Household Level Effects of HIV/AIDS Mortality

Sangeetha Madhavan, PI
Jane Menken, Co-PI
Enid Schatz, Co-PI

Description:
Part I: April-September 2003
Funding: Seed Grant from P30 AG024472-01 National Institute on Aging, Population Aging Center, Population Aging Center (J. Menken PI), and Mellon Foundation, African Demography Research and Training Program (J. Menken PI) ($15,000)
This seed grant pilot project, "Social and Structural Impacts of HIV/AIDS in South Africa," provided the time and resources to respond to an NICHD RFA on the Social and Structural Impacts of HIV/AIDS. The grant proposes to explore existing qualitative and quantitative data from the Agincourt Health and Demographic Surveillance System (AHDSS) in order to investigate the impact of HIV/AIDS on households in this rural area of South Africa (see below).

Part II: March 2005-Feb 2007
Funding: NICHD. First submission, Oct 2003, priority score: 17th percentile. Resubmitted, July 2004, pending. Second submission, July 2004, priority score: 1st percentile. Funding began March 2005.

The existing research on the effects of HIV/AIDS on households in medium and high prevalence countries relies on cross sectional data and small, non-representative samples. This research provides a unique opportunity to use population-based data from a demographic surveillance system to investigate this issue. The research builds on a well-established collaboration among team members based at US institutions, the Agincourt Health and Population Unit (AHPU) located in Mpumalanga Province, South Africa, and the University of the Witwatersrand (WITS) in Johannesburg, South Africa. This project will explore existing quantitative and qualitative data from the AHPU study site, located in South Africa's rural north-east. The project will contribute to ongoing research on mortality and its relationship to social organization using data from the AHDSS, which has collected information annually since 1992, and from its satellite projects. A qualitative pilot study will also be conducted in the study site.

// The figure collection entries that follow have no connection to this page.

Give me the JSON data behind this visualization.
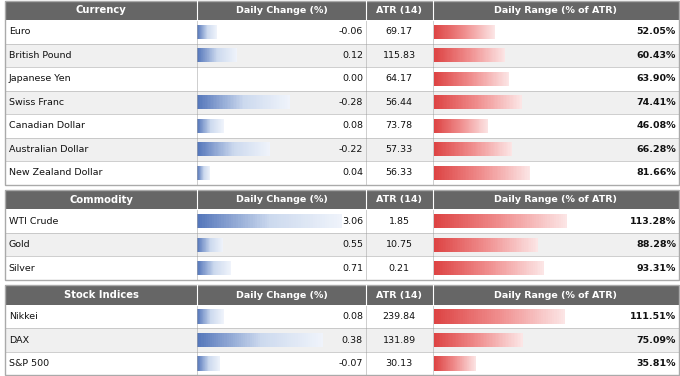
{
  "sections": [
    {
      "header": "Currency",
      "rows": [
        {
          "name": "Euro",
          "daily_change": -0.06,
          "atr": "69.17",
          "daily_range": 52.05
        },
        {
          "name": "British Pound",
          "daily_change": 0.12,
          "atr": "115.83",
          "daily_range": 60.43
        },
        {
          "name": "Japanese Yen",
          "daily_change": 0.0,
          "atr": "64.17",
          "daily_range": 63.9
        },
        {
          "name": "Swiss Franc",
          "daily_change": -0.28,
          "atr": "56.44",
          "daily_range": 74.41
        },
        {
          "name": "Canadian Dollar",
          "daily_change": 0.08,
          "atr": "73.78",
          "daily_range": 46.08
        },
        {
          "name": "Australian Dollar",
          "daily_change": -0.22,
          "atr": "57.33",
          "daily_range": 66.28
        },
        {
          "name": "New Zealand Dollar",
          "daily_change": 0.04,
          "atr": "56.33",
          "daily_range": 81.66
        }
      ],
      "dc_max": 0.5
    },
    {
      "header": "Commodity",
      "rows": [
        {
          "name": "WTI Crude",
          "daily_change": 3.06,
          "atr": "1.85",
          "daily_range": 113.28
        },
        {
          "name": "Gold",
          "daily_change": 0.55,
          "atr": "10.75",
          "daily_range": 88.28
        },
        {
          "name": "Silver",
          "daily_change": 0.71,
          "atr": "0.21",
          "daily_range": 93.31
        }
      ],
      "dc_max": 3.5
    },
    {
      "header": "Stock Indices",
      "rows": [
        {
          "name": "Nikkei",
          "daily_change": 0.08,
          "atr": "239.84",
          "daily_range": 111.51
        },
        {
          "name": "DAX",
          "daily_change": 0.38,
          "atr": "131.89",
          "daily_range": 75.09
        },
        {
          "name": "S&P 500",
          "daily_change": -0.07,
          "atr": "30.13",
          "daily_range": 35.81
        }
      ],
      "dc_max": 0.5
    }
  ],
  "col_headers": [
    "Daily Change (%)",
    "ATR (14)",
    "Daily Range (% of ATR)"
  ],
  "header_bg": "#666666",
  "header_fg": "#ffffff",
  "row_bg_even": "#ffffff",
  "row_bg_odd": "#f0f0f0",
  "border_color": "#aaaaaa",
  "bar_blue_colors": [
    "#5577bb",
    "#ccd9ee",
    "#f0f4fb"
  ],
  "bar_red_colors": [
    "#dd4444",
    "#f09090",
    "#fce8e8"
  ],
  "dr_max": 115.0,
  "figsize": [
    6.8,
    3.76
  ],
  "dpi": 100
}
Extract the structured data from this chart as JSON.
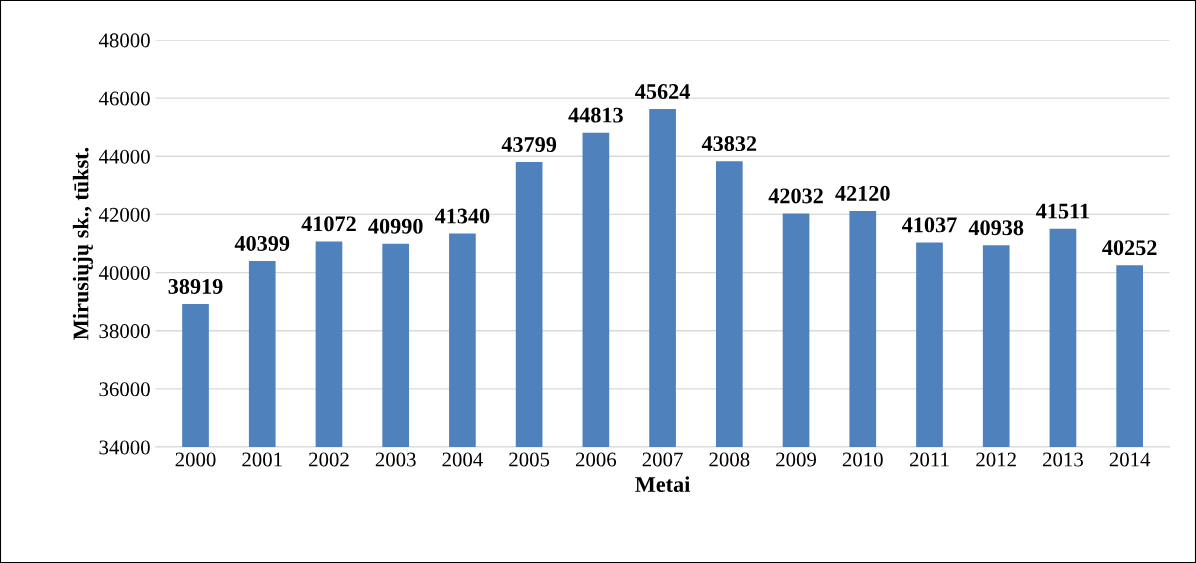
{
  "chart_data": {
    "type": "bar",
    "xlabel": "Metai",
    "ylabel": "Mirusiųjų sk., tūkst.",
    "categories": [
      "2000",
      "2001",
      "2002",
      "2003",
      "2004",
      "2005",
      "2006",
      "2007",
      "2008",
      "2009",
      "2010",
      "2011",
      "2012",
      "2013",
      "2014"
    ],
    "values": [
      38919,
      40399,
      41072,
      40990,
      41340,
      43799,
      44813,
      45624,
      43832,
      42032,
      42120,
      41037,
      40938,
      41511,
      40252
    ],
    "color": "#4f81bd",
    "ylim": [
      34000,
      48000
    ],
    "yticks": [
      34000,
      36000,
      38000,
      40000,
      42000,
      44000,
      46000,
      48000
    ],
    "grid": "y",
    "data_labels": true
  }
}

The three aims of the project are:

1) Describe changes in household structure and composition over the 1992-2003 period, compare 2003 households that had experienced HIV/AIDS deaths, deaths from other causes, and no deaths in the previous 10 years, and track mobility of maternal orphans.
2) Understand how households cope and inter-household connections operate in the context of HIV/AIDS-related illness and death.
3) Explore the effects of HIV/AIDS morbidity and mortality on gender and generational dynamics in the household through a qualitative pilot study.

The proposed analyses will lead into future work that will incorporate both qualitative and quantitative methodologies. Two specific directions in which future research will move are: 1) longitudinal analysis of the AHDSS data and 2) prospective follow-up of individuals and households infected and affected by HIV/AIDS. We are particularly interested in the interplay between HIV/AIDS and gendered and generational dynamics at the household level.